I first picked up the book, ‘A Resilient Life’ by Gordon MacDonald when I was just turning 40. That was a very long time ago! Even so I still remember the profound impact it had on me then (and still continues to have). At the time I was entering into mid-life with all the associated questioning and self-doubt as to what had I achieved or, perhaps more accurately, not achieved in my life. It seemed to me so many others had done so much more, were further along the road of their calling and generally more sorted out (a dangerous thing to think!). Maybe you could call it the typical Midlife – Crisis or Chrysalis that is the subject of a previous blog post.

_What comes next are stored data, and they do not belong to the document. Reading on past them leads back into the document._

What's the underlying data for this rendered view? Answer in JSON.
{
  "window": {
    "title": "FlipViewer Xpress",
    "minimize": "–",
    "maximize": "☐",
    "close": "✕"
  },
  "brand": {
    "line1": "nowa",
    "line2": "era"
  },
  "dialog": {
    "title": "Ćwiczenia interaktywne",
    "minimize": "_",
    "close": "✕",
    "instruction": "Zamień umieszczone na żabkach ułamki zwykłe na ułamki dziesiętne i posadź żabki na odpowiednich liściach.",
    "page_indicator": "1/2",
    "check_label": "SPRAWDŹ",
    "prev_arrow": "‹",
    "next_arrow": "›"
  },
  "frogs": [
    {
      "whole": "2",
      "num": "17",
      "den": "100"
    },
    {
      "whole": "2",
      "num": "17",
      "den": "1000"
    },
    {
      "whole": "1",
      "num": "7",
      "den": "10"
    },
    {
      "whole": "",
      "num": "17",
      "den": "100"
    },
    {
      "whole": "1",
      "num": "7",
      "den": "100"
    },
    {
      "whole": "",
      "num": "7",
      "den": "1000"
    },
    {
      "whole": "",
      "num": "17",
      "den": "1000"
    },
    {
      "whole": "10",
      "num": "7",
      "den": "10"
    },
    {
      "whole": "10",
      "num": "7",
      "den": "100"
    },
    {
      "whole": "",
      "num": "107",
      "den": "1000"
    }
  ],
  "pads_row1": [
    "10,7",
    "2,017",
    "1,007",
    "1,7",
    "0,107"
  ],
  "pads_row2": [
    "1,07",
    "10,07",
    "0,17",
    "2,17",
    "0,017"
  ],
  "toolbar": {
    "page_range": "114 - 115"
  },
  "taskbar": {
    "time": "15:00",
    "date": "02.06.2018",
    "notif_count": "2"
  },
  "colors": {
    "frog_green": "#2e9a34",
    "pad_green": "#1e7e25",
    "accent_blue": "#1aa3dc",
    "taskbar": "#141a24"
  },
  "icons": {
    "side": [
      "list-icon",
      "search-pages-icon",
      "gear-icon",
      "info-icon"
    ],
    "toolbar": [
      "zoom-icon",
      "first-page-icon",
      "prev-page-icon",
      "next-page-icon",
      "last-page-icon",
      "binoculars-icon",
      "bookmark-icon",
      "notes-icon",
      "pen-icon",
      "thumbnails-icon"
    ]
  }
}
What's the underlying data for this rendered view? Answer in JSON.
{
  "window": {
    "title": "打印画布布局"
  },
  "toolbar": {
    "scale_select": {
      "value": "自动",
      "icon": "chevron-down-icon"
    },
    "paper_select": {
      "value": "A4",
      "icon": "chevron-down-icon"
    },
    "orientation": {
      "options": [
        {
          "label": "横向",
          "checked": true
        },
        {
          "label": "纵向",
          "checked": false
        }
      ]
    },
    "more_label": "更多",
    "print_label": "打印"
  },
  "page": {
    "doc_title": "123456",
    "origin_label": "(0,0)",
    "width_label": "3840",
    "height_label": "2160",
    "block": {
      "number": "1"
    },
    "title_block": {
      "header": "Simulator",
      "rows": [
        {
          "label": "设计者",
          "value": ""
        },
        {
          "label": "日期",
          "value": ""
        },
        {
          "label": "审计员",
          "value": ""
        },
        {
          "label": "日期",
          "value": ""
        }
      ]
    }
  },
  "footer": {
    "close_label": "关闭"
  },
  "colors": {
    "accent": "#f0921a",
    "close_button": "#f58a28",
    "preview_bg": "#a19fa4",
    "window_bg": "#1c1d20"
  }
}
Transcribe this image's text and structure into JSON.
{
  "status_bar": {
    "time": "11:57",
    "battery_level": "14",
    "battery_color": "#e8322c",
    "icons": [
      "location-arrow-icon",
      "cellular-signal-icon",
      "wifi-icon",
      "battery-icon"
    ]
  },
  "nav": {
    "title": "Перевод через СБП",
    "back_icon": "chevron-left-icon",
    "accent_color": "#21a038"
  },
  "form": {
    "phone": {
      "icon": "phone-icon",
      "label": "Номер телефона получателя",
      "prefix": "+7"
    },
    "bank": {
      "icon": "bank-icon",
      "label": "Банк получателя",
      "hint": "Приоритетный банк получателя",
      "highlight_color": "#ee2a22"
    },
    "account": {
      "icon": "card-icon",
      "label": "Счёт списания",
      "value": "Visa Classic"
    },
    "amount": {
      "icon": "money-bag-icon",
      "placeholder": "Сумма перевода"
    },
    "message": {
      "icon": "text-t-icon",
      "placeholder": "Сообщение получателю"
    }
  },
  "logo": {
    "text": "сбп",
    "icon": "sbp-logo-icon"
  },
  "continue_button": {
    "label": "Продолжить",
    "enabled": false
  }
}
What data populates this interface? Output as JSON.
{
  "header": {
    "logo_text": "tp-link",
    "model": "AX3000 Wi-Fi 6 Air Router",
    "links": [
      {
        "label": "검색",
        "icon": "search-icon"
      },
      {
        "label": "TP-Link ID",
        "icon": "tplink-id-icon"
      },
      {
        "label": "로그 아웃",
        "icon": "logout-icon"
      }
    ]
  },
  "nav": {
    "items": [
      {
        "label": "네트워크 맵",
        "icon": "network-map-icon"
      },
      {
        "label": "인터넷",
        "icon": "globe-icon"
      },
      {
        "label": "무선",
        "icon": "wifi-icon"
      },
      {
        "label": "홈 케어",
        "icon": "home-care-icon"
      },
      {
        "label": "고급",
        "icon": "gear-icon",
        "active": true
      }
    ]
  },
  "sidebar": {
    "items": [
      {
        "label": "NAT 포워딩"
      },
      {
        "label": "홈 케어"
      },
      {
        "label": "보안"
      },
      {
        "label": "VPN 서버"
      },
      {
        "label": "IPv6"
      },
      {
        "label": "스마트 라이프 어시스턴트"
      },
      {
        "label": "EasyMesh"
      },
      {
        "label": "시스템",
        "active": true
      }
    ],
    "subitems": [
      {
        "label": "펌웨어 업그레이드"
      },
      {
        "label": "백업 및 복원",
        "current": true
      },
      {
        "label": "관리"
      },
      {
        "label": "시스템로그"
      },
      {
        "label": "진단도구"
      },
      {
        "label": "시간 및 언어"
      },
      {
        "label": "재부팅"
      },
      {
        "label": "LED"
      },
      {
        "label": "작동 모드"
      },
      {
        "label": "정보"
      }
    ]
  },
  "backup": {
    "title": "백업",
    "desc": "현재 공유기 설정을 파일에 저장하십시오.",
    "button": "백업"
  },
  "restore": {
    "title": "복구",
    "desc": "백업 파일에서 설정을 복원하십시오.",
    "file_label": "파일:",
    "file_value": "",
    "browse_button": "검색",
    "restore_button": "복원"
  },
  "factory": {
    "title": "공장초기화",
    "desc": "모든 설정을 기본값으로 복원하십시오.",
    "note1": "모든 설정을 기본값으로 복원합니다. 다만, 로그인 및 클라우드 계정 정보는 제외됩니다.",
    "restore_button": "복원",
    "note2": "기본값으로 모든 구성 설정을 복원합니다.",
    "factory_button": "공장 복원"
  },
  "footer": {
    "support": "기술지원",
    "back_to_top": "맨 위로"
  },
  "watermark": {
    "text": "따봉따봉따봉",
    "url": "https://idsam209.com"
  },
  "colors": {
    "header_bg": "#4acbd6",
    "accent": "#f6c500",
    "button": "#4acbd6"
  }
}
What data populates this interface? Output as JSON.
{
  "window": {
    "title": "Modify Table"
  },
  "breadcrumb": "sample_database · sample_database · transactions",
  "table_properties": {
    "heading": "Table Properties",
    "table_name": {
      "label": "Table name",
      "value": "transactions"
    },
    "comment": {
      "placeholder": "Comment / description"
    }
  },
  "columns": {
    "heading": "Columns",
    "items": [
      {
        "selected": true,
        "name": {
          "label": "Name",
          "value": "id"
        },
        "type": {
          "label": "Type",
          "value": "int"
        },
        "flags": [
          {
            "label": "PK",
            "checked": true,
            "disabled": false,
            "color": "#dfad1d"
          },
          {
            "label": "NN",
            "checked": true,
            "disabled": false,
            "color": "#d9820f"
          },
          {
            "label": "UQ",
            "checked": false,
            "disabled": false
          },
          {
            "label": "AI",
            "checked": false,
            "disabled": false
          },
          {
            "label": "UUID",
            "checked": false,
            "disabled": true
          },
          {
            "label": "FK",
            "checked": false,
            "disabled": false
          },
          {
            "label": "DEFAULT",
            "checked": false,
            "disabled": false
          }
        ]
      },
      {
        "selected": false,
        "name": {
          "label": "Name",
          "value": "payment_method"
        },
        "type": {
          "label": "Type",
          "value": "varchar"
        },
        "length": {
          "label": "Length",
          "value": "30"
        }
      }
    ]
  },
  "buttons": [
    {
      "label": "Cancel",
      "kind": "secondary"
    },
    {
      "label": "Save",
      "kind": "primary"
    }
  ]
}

Macdonald had a beautifully simple analogy that drew me into his book. Imagine the marathon runner, he says. He runs that race – all 26 miles and 365 yards (or 42.2 kilometres if you prefer). It is long; it is gruelling; it is tough. But if the runner paces themselves correctly then they aim to finish the race with a sprint. They don’t just hobble across the finish line – no they aim to end with a final flourish, celebrating the end in a way that brings a climax to all they have done to come so far.
Macdonald defined ‘the way of resilience’ in someone as “going through adversity, coming out stronger so they are now an inspiration to others, getting better as time goes by.”
For someone getting older that is enormously attractive!